Welcome to the Misadventures of Widowhood blog!

Welcome to my World---Woman, widow, senior citizen seeking to live out my days with a sense of whimsy as I search for inner peace and friendships. Jeez, that sounds like a profile on a dating app and I have zero interest in them, having lost my soul mate of 42 years. Life was good until it wasn't when my husband had a massive stroke and I spent the next 12 1/2 years as his caregiver. This blog has documented the pain and heartache of loss, my dark humor, my sweetest memories and, yes, even my pity parties and finally, moving past it all. And now I’m ready for a new start, in a new location---a continuum care campus in West Michigan, U.S.A. Some people say I have a quirky sense of humor that shows up from time to time in this blog. Others say I make some keen observations about life and growing older. Stick around, read a while. I'm sure we'll have things in common. Your comments are welcome and encouraged. Jean

Wednesday, January 3, 2024

A New Year: It’s Just Us Now


The end of 2023 has come and gone and except for a party on New Year’s Eve that started at 6:00 and ended at 8:30 there’s nothing earth-shaking to report on from my little corner of the world. It did crack me up that the social committee here at the continuum care complex planned a party that ended (on purpose) long before midnight. I don’t remember ever going to bed on New Year’s Eve before midnight. This year, I went to bed shortly after midnight and after watching Anderson Cooper and Andy Cohen get silly over John Mayer celebrating in a Cat Bar in Tokyo. They couldn't stop laughing. If you don't know what a cat bar is it's one where patrons can interact with cats---lots of them. There are cat coffee houses cat cafes and deli's, too. I know! All those crazy cats ladies missed the boat, not monetizing their obsession before now.

Our party here was resident driven which means management provided the space and we did everything else. If I didn’t personally know and like the three residents who provided the entertainment I would say it was pretty bad, but friendships count so I would never, ever say that around here. We each brought a dish of finger foods to pass. My go-to party passing finger foods always involves Phyllo Shells. They might be stuffed with a good quality cheese or something like this year when I used American Spoon Lemon Curd topped with a touch of shaved walnuts and a few crystals of Sparking Sugar. We had so much food at this party that it's a wonder no one went into a blissful food coma requiring we call an ambulance.

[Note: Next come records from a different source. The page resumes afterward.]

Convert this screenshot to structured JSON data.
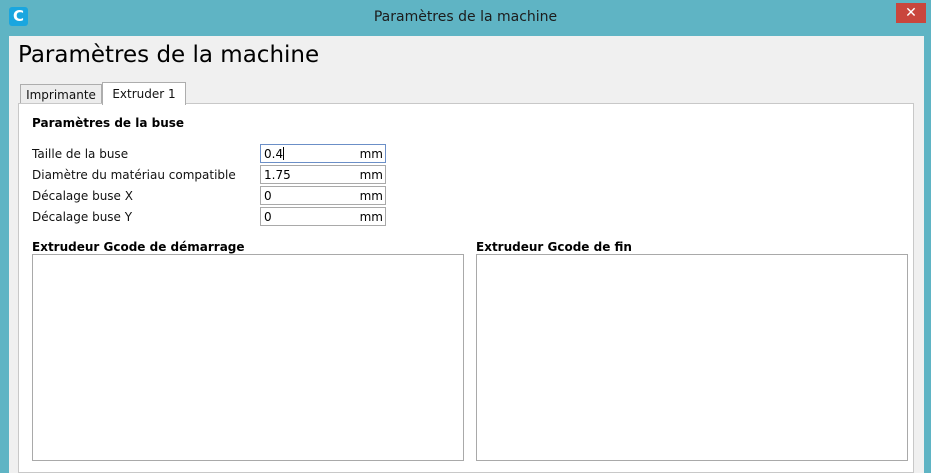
{
  "window": {
    "title": "Paramètres de la machine",
    "app_icon_glyph": "C",
    "close_glyph": "✕"
  },
  "heading": "Paramètres de la machine",
  "tabs": [
    {
      "label": "Imprimante",
      "active": false
    },
    {
      "label": "Extruder 1",
      "active": true
    }
  ],
  "nozzle_section": {
    "title": "Paramètres de la buse",
    "fields": [
      {
        "label": "Taille de la buse",
        "value": "0.4",
        "unit": "mm"
      },
      {
        "label": "Diamètre du matériau compatible",
        "value": "1.75",
        "unit": "mm"
      },
      {
        "label": "Décalage buse X",
        "value": "0",
        "unit": "mm"
      },
      {
        "label": "Décalage buse Y",
        "value": "0",
        "unit": "mm"
      }
    ]
  },
  "start_gcode": {
    "title": "Extrudeur Gcode de démarrage",
    "value": ""
  },
  "end_gcode": {
    "title": "Extrudeur Gcode de fin",
    "value": ""
  },
  "colors": {
    "titlebar": "#5fb4c4",
    "close": "#c9463d",
    "app_icon": "#1aa6df"
  }
}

My parents had life-long friends and I can’t think of New Year’s without remembering the many times the families celebrated New Year’s Eve together. One family’s house would become party central for grownups and another family’s home would become party central for the kids. We kids had a sleep-over with a babysitter in charge and the next morning the adults would all gather where the kids stayed the night and they’d cook a huge brunch before taking us kids to the roller rink for the afternoon. I'm still impressed with how they made sunny-side eggs on cookie sheets in the oven.

That tradition marked well over a dozen New Year's Eves in my life. And it’s just occurred to me to ask where did the parent’s sleep? Did they have a slumber party as well? I do remember them all calling at midnight to wish us kids a Happy New Year and that went on long after we kids had out-growth the slumber parties. What’s good for the goose is good for the gander so fast forward to when my parents stayed in and Don and I would call them from our New Year’ Eve parties.

When I remember how close my folk’s circle of friends were I have to admit to being jealous. But it was a different era where people were less apt to move out of town, making it easier to nurture life-time friendships. They played cards every month for decades and even took vacations together.

I still have a close friend who I’ve known since kindergarten. She has Alzheimer’s now so her husband has to help her dial the phone. We can talk about things we did in school but... You know how it is, I have to talk to her husband to know how her current days are going. Life changes and we just go along for the ride.

When I visited my brother in the Memory Care building before the party started in my building he asked me if our mother was still alive. "She died in 1983," I told him. Then he said, “It’s just us now.” And it kind of broke my heart---his tone of voice, like he knew we’d both be toast sooner rather than later. His question started a whole conversation about how it feels weird being the two oldest people left in the family. It’s sounds morbid to review how and when everyone died, but it wasn’t because we also told some fun, remember-when stories as well. It just dawned on me that this conversation, a few hours before we sang, “Should old acquaintance be forgot, and never brought to mind?” is probably what made me burst out crying at the party! I never saw it coming. One minute I as smiling and happy and the next minute I was trying not to show my quivering lips and teary eyes.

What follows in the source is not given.